Hungary's Central Bank
A pedestrian passes the Hungarian central bank, also known as Magyar Nemzeti Bank, in Budapest. Photographer: Akos Stiller/Bloomberg

Sept. 24 (Bloomberg) -- Hungary’s central bank cut its benchmark interest rate to a record low after inflation slowed and the U.S. Federal Reserve refrained from paring stimulus. Policy makers said they see room for further easing.

The Magyar Nemzeti Bank reduced the two-week deposit rate to 3.6 percent from 3.8 percent today in Budapest, matching the predictions of 15 of 20 economists in a Bloomberg survey. Further “cautious easing” may follow, it said in a statement.

Policy makers slowed the pace of rate cuts in August to 20 basis points after 12 months of quarter-point reductions as they seek to safeguard financial stability and the attractiveness of local assets. “Signs of stabilization” in financial markets, in addition to the outlook for inflation, economic growth and country risk, justify further cuts, they said.

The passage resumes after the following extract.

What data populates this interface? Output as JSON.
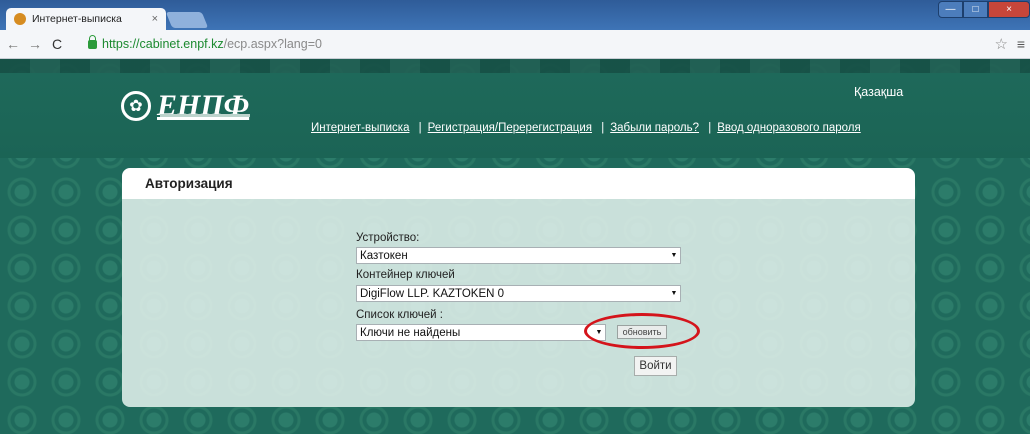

The central bank wants to “slip below the radar with continual, smaller-than-normal cuts so they can get rates as low as possible,” Peter Attard Montalto, a London-based emerging-markets economist at Nomura International Plc, said by e-mail. The main rate will be reduced to 3 percent in 20 basis-point increments “in the months ahead,” he predicts.

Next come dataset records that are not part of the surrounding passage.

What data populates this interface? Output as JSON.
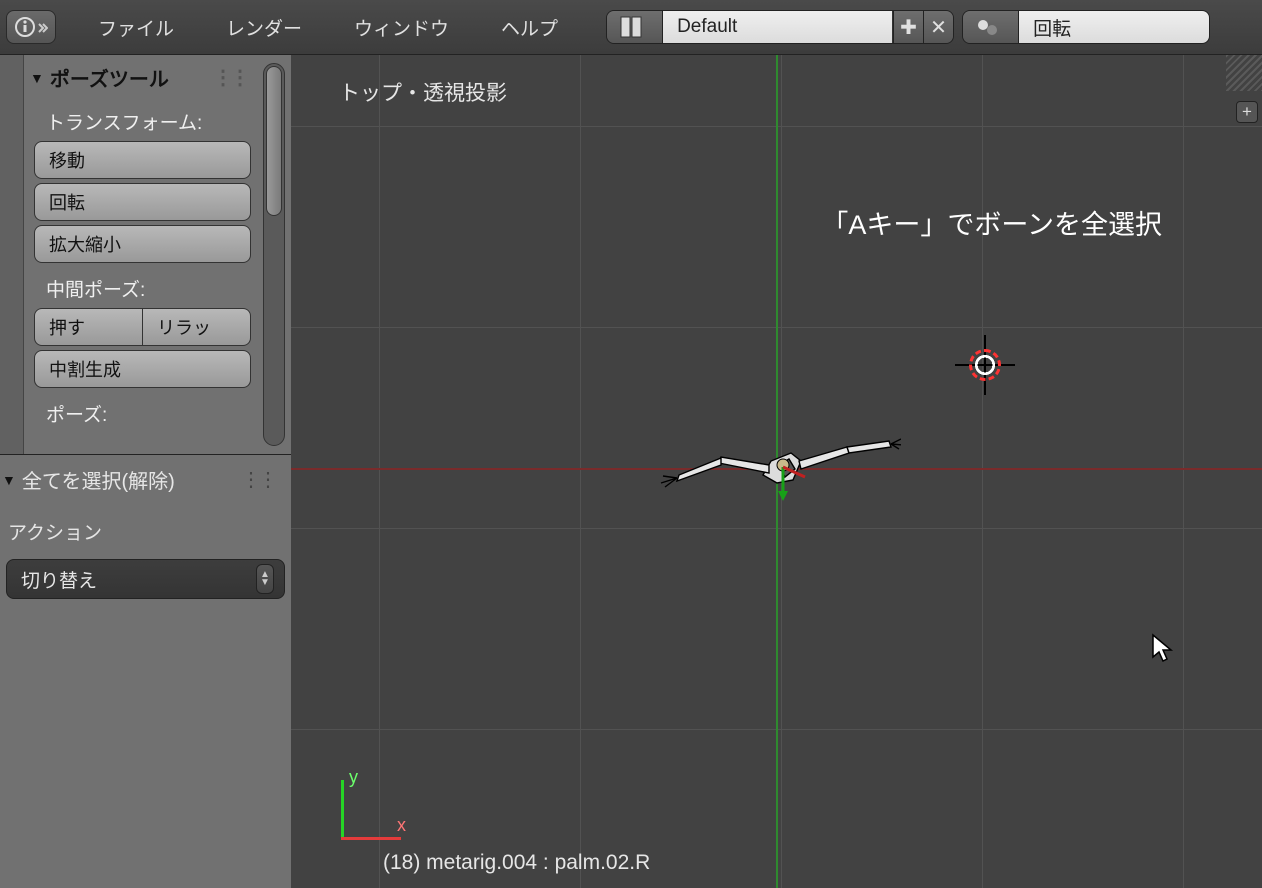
{
  "menu": {
    "file": "ファイル",
    "render": "レンダー",
    "window": "ウィンドウ",
    "help": "ヘルプ"
  },
  "layout_name": "Default",
  "scene_name": "回転",
  "tools": {
    "panel_title": "ポーズツール",
    "transform_label": "トランスフォーム:",
    "translate": "移動",
    "rotate": "回転",
    "scale": "拡大縮小",
    "inbetween_label": "中間ポーズ:",
    "push": "押す",
    "relax": "リラッ",
    "breakdown": "中割生成",
    "pose_label": "ポーズ:"
  },
  "operator_panel": {
    "title": "全てを選択(解除)",
    "action_label": "アクション",
    "action_value": "切り替え"
  },
  "viewport": {
    "projection": "トップ・透視投影",
    "annotation": "「Aキー」でボーンを全選択",
    "status": "(18) metarig.004 : palm.02.R",
    "axis_y": "y",
    "axis_x": "x"
  }
}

The forint traded at 299.95 per euro by 3:33 p.m. in Budapest, unchanged after the rate decision and 0.5 percent weaker than yesterday. It’s slumped 1 percent in the last month. The yield on the benchmark government bond due 2023 has dropped to 5.8 percent from 6.5 percent a month ago.

Economic Forecasts

The central bank today raised next year’s economic-growth forecast and lowered its projection for inflation. Gross domestic product may rise 2.1 percent in 2014, up from an earlier estimate of 1.5 percent, while inflation may average 2.4 percent, down from a June forecast of 3.2 percent, it said.

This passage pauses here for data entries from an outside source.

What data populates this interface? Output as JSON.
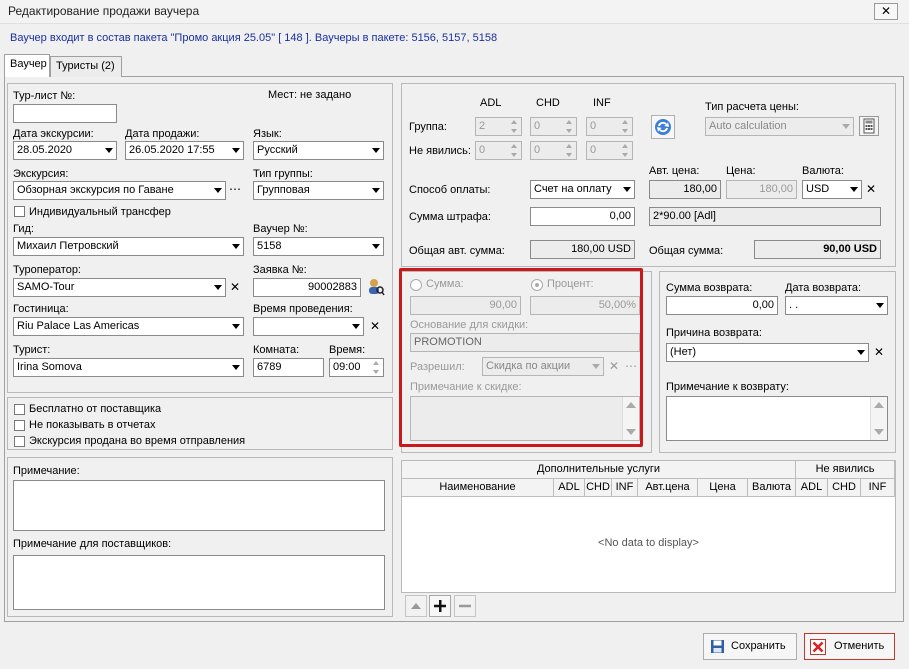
{
  "window": {
    "title": "Редактирование продажи ваучера",
    "close": "✕"
  },
  "info": "Ваучер входит в состав пакета \"Промо акция 25.05\" [ 148 ]. Ваучеры в пакете:  5156, 5157, 5158",
  "tabs": [
    "Ваучер",
    "Туристы (2)"
  ],
  "left": {
    "tourlist_label": "Тур-лист №:",
    "tourlist_value": "",
    "seats_text": "Мест: не задано",
    "excursion_date_label": "Дата экскурсии:",
    "excursion_date": "28.05.2020",
    "sale_date_label": "Дата продажи:",
    "sale_date": "26.05.2020 17:55",
    "language_label": "Язык:",
    "language": "Русский",
    "excursion_label": "Экскурсия:",
    "excursion": "Обзорная экскурсия по Гаване",
    "group_type_label": "Тип группы:",
    "group_type": "Групповая",
    "individual_transfer": "Индивидуальный трансфер",
    "guide_label": "Гид:",
    "guide": "Михаил Петровский",
    "voucher_no_label": "Ваучер №:",
    "voucher_no": "5158",
    "operator_label": "Туроператор:",
    "operator": "SAMO-Tour",
    "request_label": "Заявка №:",
    "request": "90002883",
    "hotel_label": "Гостиница:",
    "hotel": "Riu Palace Las Americas",
    "time_label": "Время проведения:",
    "time_value": "",
    "tourist_label": "Турист:",
    "tourist": "Irina Somova",
    "room_label": "Комната:",
    "room": "6789",
    "hour_label": "Время:",
    "hour": "09:00",
    "free_supplier": "Бесплатно от поставщика",
    "hide_reports": "Не показывать в отчетах",
    "sold_departure": "Экскурсия продана во время отправления",
    "note_label": "Примечание:",
    "supplier_note_label": "Примечание для поставщиков:"
  },
  "price": {
    "adl": "ADL",
    "chd": "CHD",
    "inf": "INF",
    "group_label": "Группа:",
    "group_adl": "2",
    "group_chd": "0",
    "group_inf": "0",
    "noshow_label": "Не явились:",
    "noshow_adl": "0",
    "noshow_chd": "0",
    "noshow_inf": "0",
    "calc_type_label": "Тип расчета цены:",
    "calc_type": "Auto calculation",
    "auto_price_label": "Авт. цена:",
    "auto_price": "180,00",
    "price_label": "Цена:",
    "price": "180,00",
    "currency_label": "Валюта:",
    "currency": "USD",
    "payment_label": "Способ оплаты:",
    "payment": "Счет на оплату",
    "penalty_label": "Сумма штрафа:",
    "penalty": "0,00",
    "formula": "2*90.00 [Adl]",
    "total_auto_label": "Общая авт. сумма:",
    "total_auto": "180,00  USD",
    "total_label": "Общая сумма:",
    "total": "90,00  USD"
  },
  "discount": {
    "sum_label": "Сумма:",
    "sum": "90,00",
    "percent_label": "Процент:",
    "percent": "50,00%",
    "reason_label": "Основание для скидки:",
    "reason": "PROMOTION",
    "allowed_label": "Разрешил:",
    "allowed": "Скидка по акции",
    "note_label": "Примечание к скидке:"
  },
  "refund": {
    "sum_label": "Сумма возврата:",
    "sum": "0,00",
    "date_label": "Дата возврата:",
    "date": ". .",
    "reason_label": "Причина возврата:",
    "reason": "(Нет)",
    "note_label": "Примечание к возврату:"
  },
  "services": {
    "header": "Дополнительные услуги",
    "noshow_header": "Не явились",
    "columns": [
      "Наименование",
      "ADL",
      "CHD",
      "INF",
      "Авт.цена",
      "Цена",
      "Валюта",
      "ADL",
      "CHD",
      "INF"
    ],
    "empty": "<No data to display>"
  },
  "buttons": {
    "save": "Сохранить",
    "cancel": "Отменить"
  },
  "colors": {
    "highlight": "#c8191c",
    "info_text": "#1a2fa0"
  }
}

Second-quarter economic growth slowed to 0.1 percent from the previous three months, compared with 0.6 percent in January-March. The inflation rate was 1.3 percent in August, remaining below the central bank’s 3 percent medium-term target for a seventh month.

Rate setters cited subdued growth and the slowest inflation in almost 40 years as driving rate cuts, while pointing to signs of stabilization in financial markets as creating room for further steps.

“Considering the outlook for inflation and the real economy and taking into account perceptions of the risks associated with the economy, further cautious easing of monetary conditions may follow,” policy makers said today.

Rate Guidance

The benchmark interest rate may fall to between 3 percent and 3.5 percent, central bank President Gyorgy Matolcsy said July 23. Forward-rate agreements indicate investors see it dropping to as low as 3.3 percent in the next three months.

Hungarian policy makers were split on how much to cut rates last month, with five Council members supporting the 20 basis-point reduction and two voting for a 10 basis-point cut, according to the minutes of the meeting, published Sept. 12.

U.S. central bankers surprised financial markets on Sept. 18 by refraining from dialing down bond buying that’s expanded the Fed’s balance sheet to a record $3.72 trillion. Beginning in May, policy makers including Chairman Ben S. Bernanke said they may start reducing quantitative easing this year.

“We only expect the central bank to veer” from its announced course if the Fed starts to “taper this year and this would cause bigger turbulence on the international markets and a more significant forint weakening,” Gergely Gabler, an economist at Equilor Befektetesi Zrt., said by e-mail.

Hungary’s central bank is complementing rate cuts with a Funding for Growth plan, with policy makers this month deciding to add 2 trillion forint ($9 billion) through 2014 to an initial 750 billion forint.

Ninety percent of the new funds -- which the central bank lends at zero interest to commercial lenders -- will be earmarked for new credit to small and medium-sized companies in a bid to boost economic growth.